C’était une ardente après-midi de printemps.
J’avais attendu, dans le plein soleil tout étoilé de pollens, que ma mère vînt me reconduire chez nous à la sortie de l’école.
Dans la voiture, je cherchais mon souffle.
En rentrant à la maison, je respirais de plus en plus difficilement, de plus en plus désespérément.
Je m’assis, exténuée, dans la cuisine baignée de lumière.
Lorsque j’inspirais, mon souffle cheminait très lentement dans mes bronches comme si des obstacles s’étaient dressés à son passage, puis s’en retournait par ma bouche avec des râles rauques.
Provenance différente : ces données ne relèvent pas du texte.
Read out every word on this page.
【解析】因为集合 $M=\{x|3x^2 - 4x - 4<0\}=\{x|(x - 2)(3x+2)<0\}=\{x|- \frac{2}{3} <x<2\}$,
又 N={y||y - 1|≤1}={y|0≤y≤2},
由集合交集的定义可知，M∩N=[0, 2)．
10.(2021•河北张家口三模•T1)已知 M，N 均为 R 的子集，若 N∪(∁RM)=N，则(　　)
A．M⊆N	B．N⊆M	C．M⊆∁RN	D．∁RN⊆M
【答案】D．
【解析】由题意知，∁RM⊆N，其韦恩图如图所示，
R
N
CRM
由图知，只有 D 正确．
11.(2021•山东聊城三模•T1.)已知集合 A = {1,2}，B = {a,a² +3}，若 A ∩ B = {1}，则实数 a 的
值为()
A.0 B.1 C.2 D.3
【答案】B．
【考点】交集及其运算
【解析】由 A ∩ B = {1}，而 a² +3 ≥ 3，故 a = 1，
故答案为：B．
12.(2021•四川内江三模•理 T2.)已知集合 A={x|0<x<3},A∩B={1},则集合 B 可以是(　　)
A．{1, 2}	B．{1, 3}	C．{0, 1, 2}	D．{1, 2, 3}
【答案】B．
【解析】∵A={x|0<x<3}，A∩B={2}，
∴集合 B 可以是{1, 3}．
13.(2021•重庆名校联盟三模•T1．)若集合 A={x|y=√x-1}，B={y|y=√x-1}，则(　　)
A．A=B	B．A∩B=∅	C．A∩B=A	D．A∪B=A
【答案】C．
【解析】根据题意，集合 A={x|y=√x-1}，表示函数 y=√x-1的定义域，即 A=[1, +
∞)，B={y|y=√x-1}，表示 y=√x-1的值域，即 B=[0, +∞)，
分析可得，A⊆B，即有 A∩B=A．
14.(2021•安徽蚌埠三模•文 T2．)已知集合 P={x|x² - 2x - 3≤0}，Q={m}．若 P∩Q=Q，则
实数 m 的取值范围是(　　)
L’air gonflait mon estomac comme un ballon de baudruche.
Pour franchir le cap de chaque instant, je fixais les fleurs de la nappe.
Il y en avait des mauves, des roses, des blanches.
Je ne faisais que cela: regarder les fleurs une par une, comme si je les cueillais patiemment dans un grand champ.
Et je me disais, sans ces mots que j’écris dans mon journal d’aujourd’hui, mais avec le silence de ma pensée presque inconsciente:
« Tu as vécu un instant de plus, puisque tu as vu une fleur de plus. »
Le docteur consultait à six heures. Ma mère m’y emmena d’urgence. En m’auscultant, le docteur décréta que je faisais une crise d’asthme et qu’il me fallait une injection de cortisone. De toutes mes forces d’enfant, je refusai l’injection de cortisone; ma détermination eut raison de mon étouffement. Pour la première fois, je CHOISISSAIS. Je posais un acte libre du haut de mes onze ans.
Lorsque nous rentrâmes à la maison, l’asthme avait cessé ; je respirais mieux.
Dès que je vis un moment difficile, je songe à chaque instant de mon souffle, au souffle de chaque instant.
Cela me rend plus libre dans le déterminisme apparent d’une situation :
je sais que je suis la seule souveraine de l’adéquation qui existe entre l’éclosion de mon souffle et l’instant présent.